Imagens estranhas e uma trilha sonora igualmente misteriosa sustentam uma jornada em Porto Alegre, no sul do Brasil. Uma trama cheia de maravilhas que mudará profundamente a vida de duas irmãs quando se reencontram  com o pai ausente.

Crítica

A priori, Irmã (2020) adota o caminho tradicional do road movie e da viagem de autodescoberta. Duas irmãs, a adolescente Ana (Maria Galant) e a pequena Júlia (Anaís Grala Wegner), viajam a uma pequena cidade do interior do Rio Grande do Sul, onde devem se encontrar com o pai, que não veem há anos. Elas precisam discutir a doença da mãe, que a impedirá de cuidar das duas filhas dali em diante. Ao invés de os adultos determinarem a estrutura familiar, chega a vez de as meninas exigirem dos pais uma reconfiguração necessária ao bem-estar de todos. Nesta jornada, poderia se esperar que as duas irmãs brigassem e se reaproximassem, que o pai ausente redescobrisse sua vocação protetora, e que todos os laços se atassem, garantindo uma recompensa emocional ao espectador. Ora, o primeiro impacto provém da visão pouco otimista dos diretores Luciana Mazeto e Vinícius Lopes, mais interessados nos confrontos do que nas conciliações.

Conflitos da narrativa à parte, o que realmente salta aos olhos diante do projeto são as escolhas de direção. Os diretores transbordam de ideias para retratar esta viagem, e todas elas são empregadas ao longo de aproximadamente noventa minutos. Os conceitos mais poéticos, metafóricos, brutos e absurdos são introduzidos uns após os outros, sem moderação. A dupla tem a vantagem de acreditar tanto em seu dispositivo que não parece duvidar de nenhuma de suas escolhas. Assim, há momentos de projeção em vídeo sobre o rosto e as costas das meninas, instantes musicais antinaturalistas, cenas de inspiração em ficções científicas, e outras, em telenovelas melodramáticas. Há cenas de efeitos especiais mais naturalistas ao lado de efeito assumidamente falsos. Os dinossauros ora se tornam brinquedos lúdicos, ora se transformam em referências literais ou ainda em indícios histórico-científicos, por meio de fósseis. É impressionante a quantidade de interstícios poéticos que os diretores conseguem embutir numa única jornada.

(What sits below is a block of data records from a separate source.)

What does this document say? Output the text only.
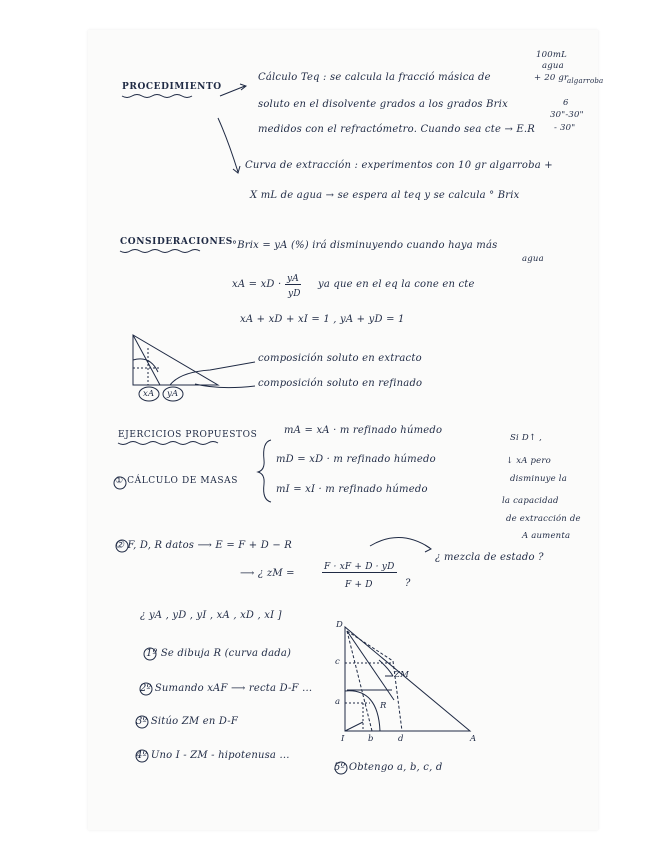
100mL
agua
+ 20 gr
algarroba
6
30"-30"
- 30"
PROCEDIMIENTO
Cálculo Teq : se calcula la fracció másica de
soluto en el disolvente grados a los grados Brix
medidos con el refractómetro. Cuando sea cte → E.R
Curva de extracción : experimentos con 10 gr algarroba +
X mL de agua → se espera al teq y se calcula ° Brix
CONSIDERACIONES °Brix = yA (%) irá disminuyendo cuando haya más
agua
xA = xD · yA
yD
ya que en el eq la cone en cte
xA + xD + xI = 1 , yA + yD = 1
composición soluto en extracto
composición soluto en refinado
xA yA
EJERCICIOS PROPUESTOS	mA = xA · m refinado húmedo
mD = xD · m refinado húmedo
mI = xI · m refinado húmedo
① CÁLCULO DE MASAS
Si D↑ ,
↓ xA pero
disminuye la
la capacidad
de extracción de
A aumenta
② F, D, R datos ⟶ E = F + D − R
⟶ ¿ zM =
F · xF + D · yD
F + D	?
¿ mezcla de estado ?
¿ yA , yD , yI , xA , xD , xI ]
1º Se dibuja R (curva dada)
2º Sumando xAF ⟶ recta D-F ...
3º Sitúo ZM en D-F
4º Uno I - ZM - hipotenusa ...
5º Obtengo a, b, c, d
D
c
a
ZM
R
I	b	d	A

Com tantas apostas em jogo, seria de se esperar que algumas funcionassem melhor do que outras, e provavelmente cada espectador poderá apontar qual elemento julga apropriado, belo, e qual soa excessivo ou vaidoso. O jogo de imaginação entre as irmãs, quando observam peças de louça num armário e adivinham de onde cada objeto veio, e qual uso teve no passado, revela a bela cumplicidade entre as duas, além de transmitir um imaginário compartilhado – as duas tornam-se coautoras de suas ficções em comum. As cenas cantadas juntas, apresentadas acapela ao espectador enquanto elas escutam a melodia em fones de ouvido, proporciona uma intimidade convincente entre ambas. A cada vez que o projeto encontra uma intersecção entre a infância e a juventude, através da sensação de orfandade em comum às duas, o resultado se torna mais forte. Mesmo as simples cenas na cachoeira transparecem afeto, contribuindo à construção da personalidade de ambas.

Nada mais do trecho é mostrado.